Making and breaking friendships has again dominated calls to the children's telephone helpline What's Up.
The Auckland-based service says calls about peer relationships increased from 21.3 per cent of its calls in 2003 to 25.5 per cent last year - well ahead of the next biggest issue, bullying.
The service is aimed at children aged 5 to 18, with most callers aged between 7 and 12. Two-thirds of callers are girls.
The director of the Kids Help Foundation which runs the helpline, Grant Taylor, said the figures showed that parents often had the wrong ideas about what their children worried about.

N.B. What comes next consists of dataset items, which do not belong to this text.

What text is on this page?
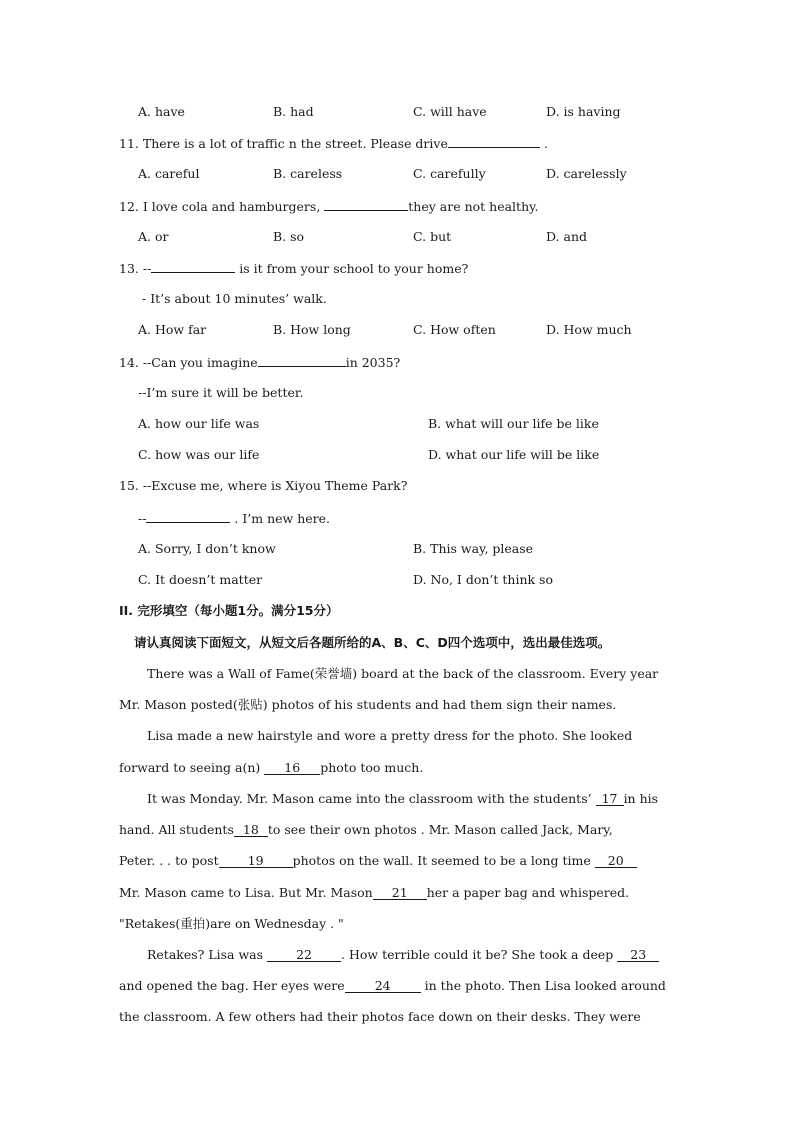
A. have	B. had	C. will have	D. is having
11. There is a lot of traffic n the street. Please drive	.
A. careful	B. careless	C. carefully	D. carelessly
12. I love cola and hamburgers,	they are not healthy.
A. or	B. so	C. but	D. and
13. --	is it from your school to your home?
- It’s about 10 minutes’ walk.
A. How far	B. How long	C. How often	D. How much
14. --Can you imagine	in 2035?
--I’m sure it will be better.
A. how our life was	B. what will our life be like
C. how was our life	D. what our life will be like
15. --Excuse me, where is Xiyou Theme Park?
--	. I’m new here.
A. Sorry, I don’t know	B. This way, please
C. It doesn’t matter	D. No, I don’t think so
II. 完形填空（每小题1分。满分15分）
请认真阅读下面短文，从短文后各题所给的A、B、C、D四个选项中，选出最佳选项。
There was a Wall of Fame(荣誉墙) board at the back of the classroom. Every year
Mr. Mason posted(张贴) photos of his students and had them sign their names.
Lisa made a new hairstyle and wore a pretty dress for the photo. She looked
forward to seeing a(n) 16 photo too much.
It was Monday. Mr. Mason came into the classroom with the students’ 17 in his
hand. All students 18 to see their own photos . Mr. Mason called Jack, Mary,
Peter. . . to post 19 photos on the wall. It seemed to be a long time 20
Mr. Mason came to Lisa. But Mr. Mason 21 her a paper bag and whispered.
"Retakes(重拍)are on Wednesday . "
Retakes? Lisa was 22 . How terrible could it be? She took a deep 23
and opened the bag. Her eyes were 24 in the photo. Then Lisa looked around
the classroom. A few others had their photos face down on their desks. They were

"The adult perception is that drugs and alcohol and suicide are important, but really, fortunately, those affect only a small proportion of children and young people.
"We know from longitudinal research that peer relationships and associated aspects of social skills and bullying have enormous impact on emotional health from mid-adolescence onwards, so our aim is to engage those pre-teenagers having difficulty and teach them how to cope with those sorts of challenges."
The service started in 2001 with four sponsors - NZ Dairy Foods, Woolworths, Kelloggs, and Griffins.
However, the first three of those have quit over the past four years - NZ Dairy Foods when it was sold to Graeme Hart, Woolworths when it was sold to Progressive Enterprises, and Kelloggs due to a change of corporate policy late last year.
The service picked up one new sponsor last year - Telecom's White Pages, which is holding a fund-raising auction at Ellerslie Racecourse on Thursday night, of the 100 best artworks submitted for the covers of this year's phone directories.
Mr Taylor said the service had a budget of just over $800,000, but would need $1.2 million a year to answer all the calls it receives.